I've got a snake in my bed.
It would be nice if it were a lover waiting for me there when I come home from work, but alas, there really is a snake in my bed.
Some days, within the quietness of small town living, life feels like a whirlwind. While my co-workers are busy with all the stuffy language of USAID project proposals and fighting for a piece of the multimillion-dollar pie, I am busily trying to finish writing up the human rights abuses that have been documented in Burma over the year for the chapter on women. All of us are busy interviewing applicants for the teaching position at the school next year as well as conducting entrance exams for new students. Added to this, starting on Monday, every time I leave my house, I am going to have to face getting covered in water. Thai New Year celebrations are beginning soon. In most cities in Thailand, the water fights are relegated to one or two streets, or the area near the river or water. In Mae Sot, we celebrate Burmese style, with the whole town becoming a free for all for a full week. If you leave your house, you should prepare to get soaked. Also, it is necessary to wear the brightest, ugliest, tackiest shirt you can possibly find. To help you out on this front, a whole wealth of stalls have popped up around town flouting their Hawaiian-style wares. I personally acquired a lovely red/orange/yellow/green flowered chemise that is all the rage in Water Festival fashions this year.
Although we have spotted a few cars with the tell tale splashes on their usually dusty exteriors, for the most part, we have a few dry days left. So this morning, bright and all too early, we headed out to one of the nearby refugee camps to do another intake exam. I woke up to the sound of my new "Hello Kitty" pink alarm clock telling me in a chirpy voice "Wake up! Wake up! Goooooood Morning!" I woke up, but I did not have a good morning. Perhaps it was the confusion of the million things that need to be done before I can take my beach vacation, perhaps it was evil vibes from the pink Kitty - I managed to leave my insulin vials in the fridge. I bought the cold packs with me, of course, but had nothing that needed to be kept cold. And, in the brilliant vein with which I started my day, I realized my error when I finished my breakfast and had just arrived an hour down the road in Mae La, the biggest camp on the border.
The intake exams weren't great. More than half the people who showed up didn’t meet the basic requirements of becoming a student at our school. But there were one or two bright stars in the bunch, and that's who we are looking for.

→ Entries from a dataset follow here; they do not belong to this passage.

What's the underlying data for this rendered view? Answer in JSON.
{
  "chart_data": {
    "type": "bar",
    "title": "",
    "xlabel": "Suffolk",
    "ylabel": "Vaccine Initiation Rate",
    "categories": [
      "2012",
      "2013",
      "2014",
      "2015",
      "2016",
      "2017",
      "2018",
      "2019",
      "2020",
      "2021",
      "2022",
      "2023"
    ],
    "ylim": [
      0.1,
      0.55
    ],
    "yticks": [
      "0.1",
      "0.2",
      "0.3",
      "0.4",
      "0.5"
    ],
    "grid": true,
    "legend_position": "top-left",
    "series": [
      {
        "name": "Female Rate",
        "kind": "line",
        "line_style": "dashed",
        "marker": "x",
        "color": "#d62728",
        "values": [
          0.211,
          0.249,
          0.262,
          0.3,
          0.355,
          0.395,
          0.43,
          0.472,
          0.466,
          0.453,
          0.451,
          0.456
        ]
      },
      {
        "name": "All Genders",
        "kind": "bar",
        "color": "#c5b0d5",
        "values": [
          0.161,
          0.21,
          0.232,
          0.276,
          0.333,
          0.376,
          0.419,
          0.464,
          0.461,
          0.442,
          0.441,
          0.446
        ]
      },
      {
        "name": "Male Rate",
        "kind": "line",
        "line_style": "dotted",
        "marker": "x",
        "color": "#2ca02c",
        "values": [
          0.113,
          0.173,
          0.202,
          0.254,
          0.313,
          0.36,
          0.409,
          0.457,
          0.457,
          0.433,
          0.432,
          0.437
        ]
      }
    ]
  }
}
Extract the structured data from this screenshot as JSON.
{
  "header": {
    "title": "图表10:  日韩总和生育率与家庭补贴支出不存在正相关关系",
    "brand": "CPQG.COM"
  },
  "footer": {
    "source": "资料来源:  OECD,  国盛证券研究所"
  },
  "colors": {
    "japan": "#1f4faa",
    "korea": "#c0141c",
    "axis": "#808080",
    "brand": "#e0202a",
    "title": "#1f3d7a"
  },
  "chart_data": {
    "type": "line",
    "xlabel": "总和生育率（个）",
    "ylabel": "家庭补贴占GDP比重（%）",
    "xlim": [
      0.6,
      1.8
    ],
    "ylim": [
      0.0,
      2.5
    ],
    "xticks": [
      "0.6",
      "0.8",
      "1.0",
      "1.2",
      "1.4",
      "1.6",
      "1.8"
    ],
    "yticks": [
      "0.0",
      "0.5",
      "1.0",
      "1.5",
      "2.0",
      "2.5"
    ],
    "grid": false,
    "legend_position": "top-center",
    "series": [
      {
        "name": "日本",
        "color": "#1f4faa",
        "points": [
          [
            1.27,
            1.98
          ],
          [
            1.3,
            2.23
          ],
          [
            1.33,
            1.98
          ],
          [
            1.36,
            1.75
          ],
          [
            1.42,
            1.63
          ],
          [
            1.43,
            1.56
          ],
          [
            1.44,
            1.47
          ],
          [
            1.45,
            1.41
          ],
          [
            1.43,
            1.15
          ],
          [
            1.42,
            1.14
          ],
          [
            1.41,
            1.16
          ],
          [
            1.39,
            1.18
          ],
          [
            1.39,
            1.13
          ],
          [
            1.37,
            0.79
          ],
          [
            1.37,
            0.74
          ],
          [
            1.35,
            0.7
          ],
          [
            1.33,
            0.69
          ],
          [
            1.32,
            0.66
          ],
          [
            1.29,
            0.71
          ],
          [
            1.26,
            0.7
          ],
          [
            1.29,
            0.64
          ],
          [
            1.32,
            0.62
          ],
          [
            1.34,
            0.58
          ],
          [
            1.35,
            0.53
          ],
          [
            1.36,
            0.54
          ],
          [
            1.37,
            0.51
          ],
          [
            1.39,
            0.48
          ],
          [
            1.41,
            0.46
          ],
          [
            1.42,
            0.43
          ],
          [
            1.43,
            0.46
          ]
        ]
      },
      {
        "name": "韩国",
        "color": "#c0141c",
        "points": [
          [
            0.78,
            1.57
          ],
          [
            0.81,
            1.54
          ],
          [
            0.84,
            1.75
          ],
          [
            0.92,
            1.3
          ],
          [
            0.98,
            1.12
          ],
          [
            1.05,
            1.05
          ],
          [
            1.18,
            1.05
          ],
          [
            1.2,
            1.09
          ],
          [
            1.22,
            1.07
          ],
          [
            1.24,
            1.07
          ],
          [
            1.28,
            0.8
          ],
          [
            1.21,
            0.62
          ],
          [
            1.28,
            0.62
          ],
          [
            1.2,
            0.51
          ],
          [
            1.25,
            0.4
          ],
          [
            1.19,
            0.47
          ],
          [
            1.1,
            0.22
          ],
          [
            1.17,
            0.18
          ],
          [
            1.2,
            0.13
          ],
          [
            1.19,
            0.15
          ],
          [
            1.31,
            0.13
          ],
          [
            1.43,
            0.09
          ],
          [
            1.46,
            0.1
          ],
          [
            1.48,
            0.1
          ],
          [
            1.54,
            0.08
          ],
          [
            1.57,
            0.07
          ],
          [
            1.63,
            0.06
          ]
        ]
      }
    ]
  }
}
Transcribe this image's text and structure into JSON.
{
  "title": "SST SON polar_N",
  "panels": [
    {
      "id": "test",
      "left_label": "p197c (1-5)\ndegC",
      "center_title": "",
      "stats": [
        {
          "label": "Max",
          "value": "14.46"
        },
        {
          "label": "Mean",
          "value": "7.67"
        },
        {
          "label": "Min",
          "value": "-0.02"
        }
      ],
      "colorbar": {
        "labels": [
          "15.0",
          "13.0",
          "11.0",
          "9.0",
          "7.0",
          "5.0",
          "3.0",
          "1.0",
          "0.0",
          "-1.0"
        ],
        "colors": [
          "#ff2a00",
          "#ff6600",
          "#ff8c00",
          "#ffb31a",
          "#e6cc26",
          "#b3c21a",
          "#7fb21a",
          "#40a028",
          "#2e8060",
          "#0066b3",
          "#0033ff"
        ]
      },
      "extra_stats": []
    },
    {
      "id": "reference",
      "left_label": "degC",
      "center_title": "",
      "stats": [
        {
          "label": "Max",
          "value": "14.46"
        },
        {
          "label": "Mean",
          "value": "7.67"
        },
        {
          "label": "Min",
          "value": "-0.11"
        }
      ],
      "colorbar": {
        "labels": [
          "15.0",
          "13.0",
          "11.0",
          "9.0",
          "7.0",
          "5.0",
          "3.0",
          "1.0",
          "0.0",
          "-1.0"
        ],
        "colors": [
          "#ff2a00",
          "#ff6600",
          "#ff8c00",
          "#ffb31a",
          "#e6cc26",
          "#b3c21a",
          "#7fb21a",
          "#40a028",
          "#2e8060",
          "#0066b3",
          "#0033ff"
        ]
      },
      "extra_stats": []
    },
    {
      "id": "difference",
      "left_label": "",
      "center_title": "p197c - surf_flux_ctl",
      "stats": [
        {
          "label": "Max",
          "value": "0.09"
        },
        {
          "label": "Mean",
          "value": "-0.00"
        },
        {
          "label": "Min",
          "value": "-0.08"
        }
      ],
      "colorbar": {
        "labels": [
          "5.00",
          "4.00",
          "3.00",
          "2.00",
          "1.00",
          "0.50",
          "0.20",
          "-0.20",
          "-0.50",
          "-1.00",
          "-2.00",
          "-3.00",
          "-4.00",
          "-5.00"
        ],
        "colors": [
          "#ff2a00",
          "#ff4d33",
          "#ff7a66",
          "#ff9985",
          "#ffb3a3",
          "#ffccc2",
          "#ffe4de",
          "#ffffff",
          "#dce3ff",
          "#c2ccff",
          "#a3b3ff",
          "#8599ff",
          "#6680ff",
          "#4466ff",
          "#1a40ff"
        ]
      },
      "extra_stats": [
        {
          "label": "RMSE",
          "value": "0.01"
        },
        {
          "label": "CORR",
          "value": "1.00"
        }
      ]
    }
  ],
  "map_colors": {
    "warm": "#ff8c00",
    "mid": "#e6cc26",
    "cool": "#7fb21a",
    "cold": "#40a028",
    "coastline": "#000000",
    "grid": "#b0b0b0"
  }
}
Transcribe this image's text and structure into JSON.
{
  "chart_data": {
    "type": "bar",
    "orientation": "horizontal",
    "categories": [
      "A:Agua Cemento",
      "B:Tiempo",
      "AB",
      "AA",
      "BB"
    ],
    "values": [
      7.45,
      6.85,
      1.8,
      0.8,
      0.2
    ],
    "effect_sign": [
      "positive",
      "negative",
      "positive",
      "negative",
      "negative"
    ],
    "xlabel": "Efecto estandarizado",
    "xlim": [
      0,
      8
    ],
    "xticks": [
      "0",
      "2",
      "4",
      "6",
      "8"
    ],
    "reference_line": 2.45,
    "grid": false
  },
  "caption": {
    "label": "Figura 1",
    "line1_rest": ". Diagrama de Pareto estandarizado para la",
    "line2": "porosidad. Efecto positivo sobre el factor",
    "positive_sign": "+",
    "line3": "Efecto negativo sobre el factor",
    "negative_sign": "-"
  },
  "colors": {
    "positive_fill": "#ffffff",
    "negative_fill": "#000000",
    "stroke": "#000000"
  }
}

I spent the whole ride back trying to keep my eyes open and looking forward to my needle and fix. The truck pulled up at my house so I could grab my drugs and we spotted a big sign on my door:
JEN: DO NOT GO INSIDE YOUR HOUSE. A LARGE SNAKE WENT IN! I got keys from our landlady and a posse of Thais went in to get the snake but no one really dared to go into your upstairs rooms to find it. It went in under your front door. We searched all downstairs but suspect it went up.
My neighbor's door is locked, and clearly he has evacuated his building and left me this warning. I started swearing. I had been almost five hours without my insulin and needed some, stat. Brooke looked nervous and suggested a pharmacy in town. The driver, once the situation was explained, didn't see a problem going in with me, so in we went. He made me go first, and followed behind with a large stick. I think I lack the basic understanding of the danger presented by the snake. If someone had said that there was a black bear in my house, that would be a different story, something I could relate to. On the other hand, it isn't likely that a black bear would be any good at hiding in anyone's house. In we went.
I opened the big roller door that enters into my garage and stepped back quickly. Brooke waited in the car. Patrick watched us from a safe distance. Which makes one wonder: what is a safe distance anyways? Snakes are speedy suckers, I figure. Not like I have ever been face to face with a "large" one. Now I've got one for a bedmate.
The furniture, (what little I have) was in the middle of the room and things were a bit everywhere. It looked just as you would imagine a room might if a "posse of Thais" had come through it looking for a snake. My Thai wandered around behind me with his big stick. I crept inside, trying to look all around me all at once. Nothing moved or lurked or curled up anywhere so I grabbed my insulin and got out.
But now I wonder, when is it safe for me to go back?